“E o Vento Levou” é o filme mais famoso da história do cinema! Uma obra que não envelhece, apesar dos seus quase 80 anos de idade.

Baseado no livro de Margaret Mitchell, o enredo se passa na guerra civil americana e foi adaptado para o cinema com a ajuda de F. Scott Fitzgerald e William Faukner, como roteiristas.

Tendo como trama central a história de Scarlett Ohara e seu amor platônico por Ashley Wilkes, “E o Vento Levou” mostra como o curso da vida pode ser totalmente modificado em épocas de guerra. A obra tem como personagem central uma mulher forte que, apesar de mimada e geniosa, é capaz de enfrentar os sofrimentos da guerra, vendo sua vida desmoronar diante de si.

O papel de Scrlett Ohara foi o que teve mais testes na história do cinema: mais de 1400 atrizes foram auditadas e quem ficou com este personagem histórico foi Vivien Leigh, perfeita para a personagem!

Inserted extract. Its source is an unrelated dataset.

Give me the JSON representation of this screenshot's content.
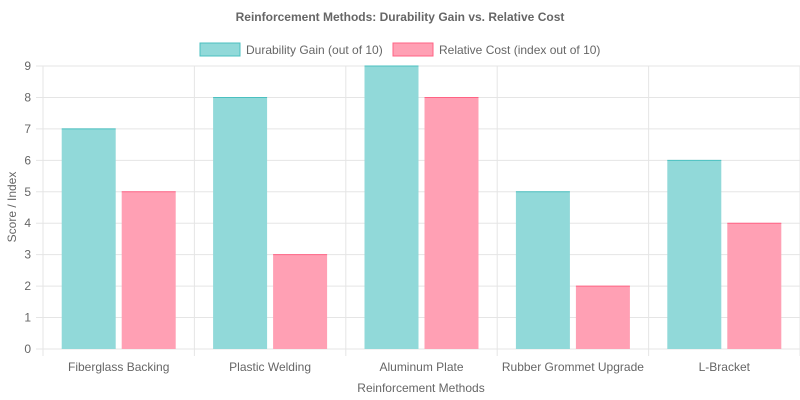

Sua filmagem foi bastante conturbada e, apesar de a direção ser creditada a Victor Fleming, o filme teve mais 4 diretores, devido ao colapso nervoso de Fleming, durante as filmagens.

Tal filme foi inovador em utilizar um guindaste para filmar a icônica cena em que Scarlet Ohara caminha entre os feridos de guerra. Foram usados cerca de mil figurantes e oitocentos bonecos.

Mas, apesar de inovador, filmado em 1939, é uma obra que retrata a cultura de sua época: racismo – a atriz ganhadora do Oscar de melhor atriz coadjuvante, Hattie McDaniel, não pode comparecer à pré-estreia por ser negra. (Em tempo: ela foi a primeira pessoa negra a ganhar um Oscar.) Desigualdade entre homens e mulheres: Vivien Leigh trabalhou nos sets de filmagem por 125 dias e recebeu por isso a quantia de US$ 25 mil. Clark Gable trabalhou por 71 dias e ganhou US$ 120 mil.

“E O Vento Levou” é o único filme sobre a guerra civil americana que não tem nenhuma cena de guerra. Talvez seja esse o seu fascínio, o de mostrar o sofrimento e o crescimento dos personagens, fazendo com que o espectador imagine o cenário que eles estão vivendo, tudo isso embalado pela história do fim de um amor inocente e o descobrimento de um amor real e maduro.

Ele foi indicado a 13 Oscars, ganhando oito e recebendo outras duas em categorias especiais (uma honorária e outra técnica). Ficou atrás apenas de A Malvada e Titanic, com 14 indicações ao Oscar, cada.

É um filme épico que vem fascinando geração atrás de geração e cujo encanto está longe de acabar.